2. Mengetahui perkembangan islam pada masa Kerajaan Turki Usmani.
3. Mengetahui pembaharuan yang dilakukan Kerajaan Turki Usmani.
4. Mengetahui Penyebab kemunduran Kerajaan Turki Usmani
Baca Juga
HUBUNGAN EPISTEMOLOGI DENGAN ILMU LOGIKA
BAB II
PEMBAHASAN
2.1Asal Mula Kerajaan Turki Usmani
Kerajaan Turki Usmani muncul di pentas sejarah Islam pada periode pertengahan. Masa kemajuan Dinasti ini dihitung dari mulai digerakkannya ekspansi ke wilayah baru yang belum ditundukkan oleh pendahulu mereka. keberhasilan mereka dalam memperluas wilayah kekuasaan serta terjadinya peristiwa-peristiwa penting merupakan suatu indikasi yang dapat dijadikan ukuran untuk menentukan kemajuan tersebut. Pendiri kerajaan Turki adalah bangsa Turki dari kabilah Qayigh Oghus, anak suku Turk yang mendiami sebelah barat gurun Gobi, atau daerah Mongol dan daerah utara negeri Cina, yang dipimpin oleh Sulaiman. Dia mengajak anggota sukunya untuk menghindari serbuan bangsa mongol yang menyerang dunia Islam yang berada di bawah kekuasaan Dinasti Khawarizm pada tahun 1219-1220 M. Sulaiman dan anggota sukunya lari ke arah Barat dan meminta perlindungan kepada Jalaluddin, pemimpin terakhir Dinasti Khawarizm di Transoxiana. Jalaluddin menyuruh Sulaiman agar pergi ke arah Barat (Asia Kecil). Kemudian mereka menetap di sana dan pindah ke Syam dalam rangka menghindari serangan mongol. Dalam usahanya pindah ke Syam itu, pemimpin orang-orang Turki mendapat kecelakaan. Mereka hanyut di sungai Efrat yang tiba-tiba pasang karena banjir besar pada tahun 1228 M. [1]

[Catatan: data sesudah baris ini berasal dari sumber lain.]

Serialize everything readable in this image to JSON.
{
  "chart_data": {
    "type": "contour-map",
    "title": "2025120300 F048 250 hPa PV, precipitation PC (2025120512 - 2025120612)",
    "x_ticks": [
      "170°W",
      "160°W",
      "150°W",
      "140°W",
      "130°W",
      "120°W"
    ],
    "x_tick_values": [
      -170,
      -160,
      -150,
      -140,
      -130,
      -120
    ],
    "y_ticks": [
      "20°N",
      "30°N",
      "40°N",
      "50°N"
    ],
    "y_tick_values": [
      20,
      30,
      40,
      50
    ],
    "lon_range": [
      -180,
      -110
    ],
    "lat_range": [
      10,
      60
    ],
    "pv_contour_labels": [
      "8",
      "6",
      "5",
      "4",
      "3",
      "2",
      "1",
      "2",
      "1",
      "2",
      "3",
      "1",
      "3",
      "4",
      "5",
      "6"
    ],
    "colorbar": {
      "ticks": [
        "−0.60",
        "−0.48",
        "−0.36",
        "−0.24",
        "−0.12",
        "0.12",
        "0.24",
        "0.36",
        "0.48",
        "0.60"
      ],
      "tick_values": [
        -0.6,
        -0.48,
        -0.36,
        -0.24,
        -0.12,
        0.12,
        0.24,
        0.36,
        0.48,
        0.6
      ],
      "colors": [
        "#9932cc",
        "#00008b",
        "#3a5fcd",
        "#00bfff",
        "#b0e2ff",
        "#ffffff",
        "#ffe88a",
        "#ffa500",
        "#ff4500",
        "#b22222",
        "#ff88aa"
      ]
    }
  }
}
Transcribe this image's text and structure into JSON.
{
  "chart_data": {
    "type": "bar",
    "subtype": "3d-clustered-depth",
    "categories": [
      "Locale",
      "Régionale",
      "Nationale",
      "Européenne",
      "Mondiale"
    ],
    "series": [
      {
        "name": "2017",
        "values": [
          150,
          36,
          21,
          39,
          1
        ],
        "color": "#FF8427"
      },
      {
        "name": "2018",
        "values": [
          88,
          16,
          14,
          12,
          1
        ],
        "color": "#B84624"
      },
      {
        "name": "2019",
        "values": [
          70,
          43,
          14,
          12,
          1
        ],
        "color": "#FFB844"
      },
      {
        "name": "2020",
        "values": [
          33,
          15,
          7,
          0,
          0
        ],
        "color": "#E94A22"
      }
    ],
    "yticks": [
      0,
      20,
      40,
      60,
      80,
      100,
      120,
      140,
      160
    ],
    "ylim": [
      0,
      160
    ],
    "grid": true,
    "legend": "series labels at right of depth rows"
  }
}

Akhirnya mereka terbagi menjadi 2 kelompok, yang pertama ingin pulang ke negeri asalnya dan yang kedua meneruskan perjalanannya ke Asia kecil. Kelompok kedua ini berjumlah 400 kepala keluarga yang dipimpin oleh Ertugril (Erthogrol) ibn Sulaiman. Mereka mengabdkan dirinya dirinya kepada Sultan Alauddin II dari Dinasti Saljuk Rum yang pusat pemerintahannya di Kuniya, Anatolia Asia Kecil. Pada saat itu, Sultan Alauddin II sedang menghadapi bahaya peperangan dari bangsa Romawi yang mempunyai kekuasaan di Romawi Timur (Byzantium). Dengan bantuan dari bangsa Turki pimpinan Erthogrol, Sultan Alauddin II dapat mencapai kemenangan. Atas jasa baik tersebut Sultan menghadiahkan sebidang tanah yang perbatasan dengan Bizantium. [2]

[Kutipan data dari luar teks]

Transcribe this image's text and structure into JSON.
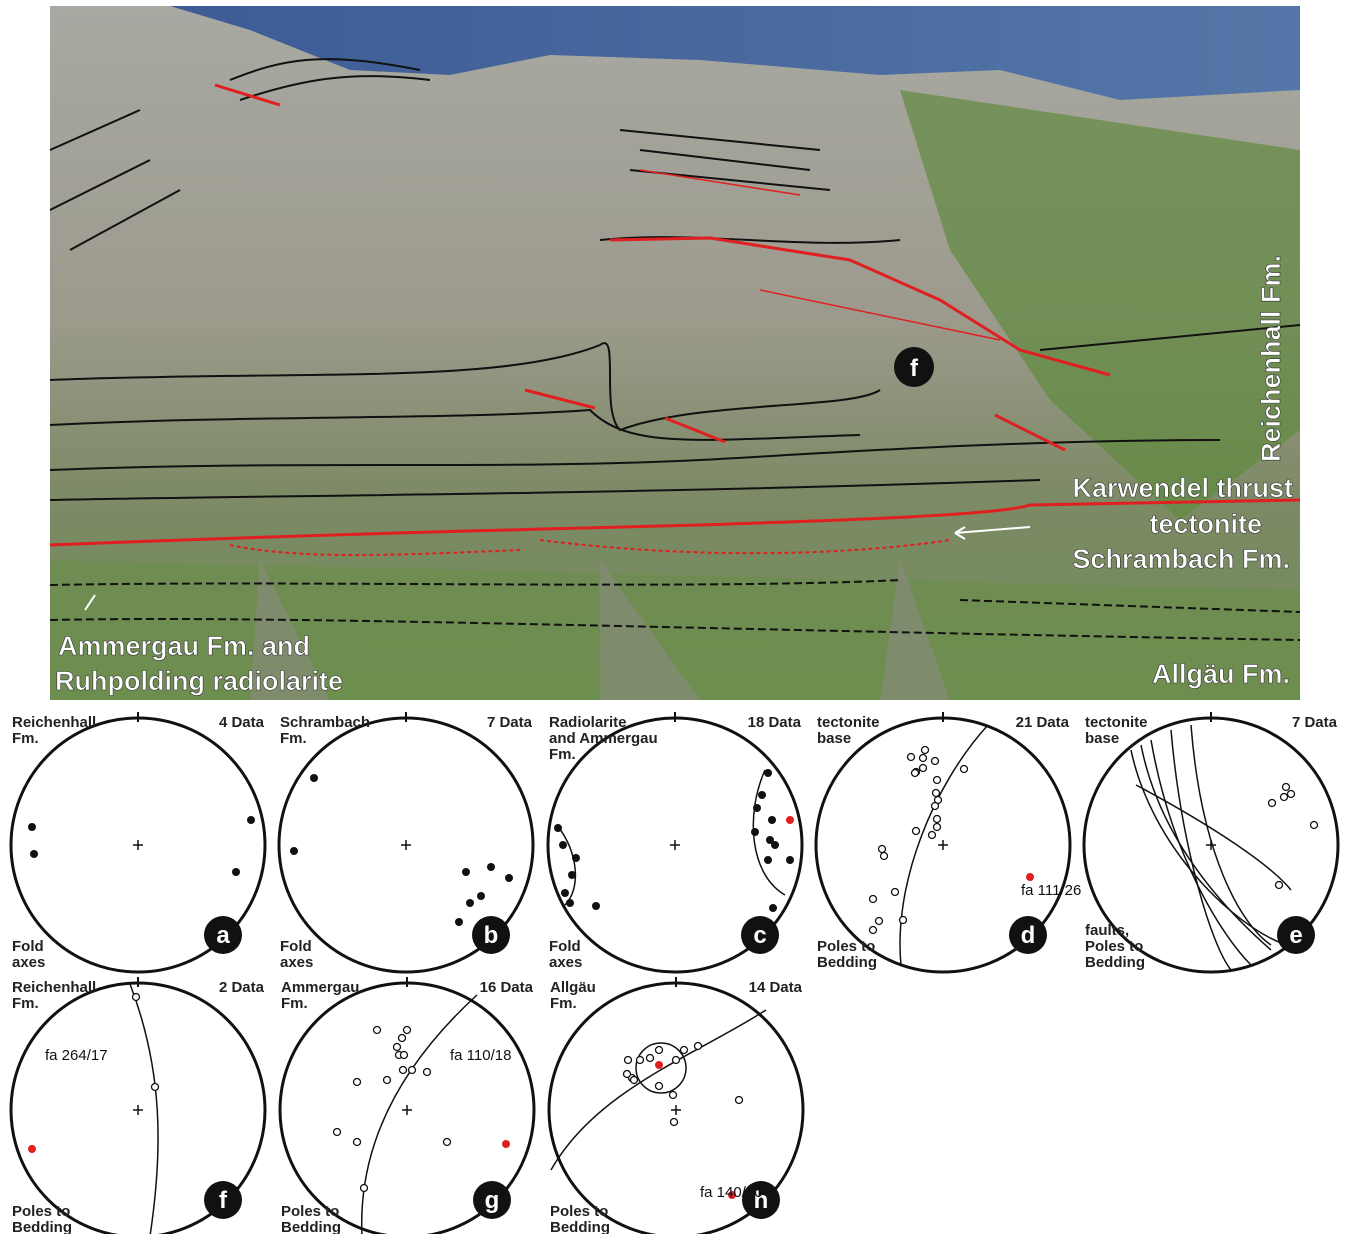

Pada tahun 1288 M, Erthogrol meninggal dunia dan meninggalkan putranya yang bernama Usman, yang diperkirakan lahir pada 1258 M. usman inilah yang ditunjuk oleh Erthogrol untuk meneruskan kepemimpinannya dan disetujui serta didukung oleh Sultan Saljuk pada saat itu. Nama Usman inilah yang nanti diambil sebagai nama untuk Kerajaan Turki Usmani. Usman ini pula yang dianggap sebagai pendiri Dinasti Usmani. Sebagaimana ayahnya, Usman banyak berjasa kepada Sultan Alauddin II. Kemenangan-kemenangan dalam setiap pertempuran dan peperangan diraih oleh Usman.
2.2 Perkembangan Kerajaan Turki Usmani
Dengan jatuhnya jazirah Arab, maka imperium Turki Usmani mempunyai wilayah yang luas sekali, terbentang dari Budapest di pinggir sungai Thauna, sampai ke Aswan dekat hulu sungai Nil, dan dari sungai efrat serta pedalaman Iran, sampai Bab el-Mandeb di selatan jazirah Arab. [3] Selama masa kesultanan Turki Usmani (1299-1942 M), sekitar 625 tahun berkuasa tidak kurang dari 38 Sultan.
Dalam hal ini, Syafiq A. Mughni membagi sejarah kekuasaan Turki Usmani menjadi lima periode, [4] yaitu:
1. Periode pertama (1299-1402 M), yang dimulai dari berdirinya kerajaan, ekspansi pertama sampai kehancuran sementara oleh serangan timur yaitu dari pemerintahan Usman I sampai pemerintahan Bayazid.
2. Periode kedua (1402-1566 M), ditandai dengan restorasi kerajaan dan cepatnya pertumbuhan sampai ekspansinya yang terbesar. Dari masa Muhammad I sampai Sulaiman I.
3. Periode ketiga (1566-1699 M), periode ini ditandai dengan kemampuan Usmani untuk mempertahankan wilayahnya. Sampai lepasnya Honggaria. Namun kemunduran segera terjadi dari masa pemerintahan Salim II sampai Mustafa II.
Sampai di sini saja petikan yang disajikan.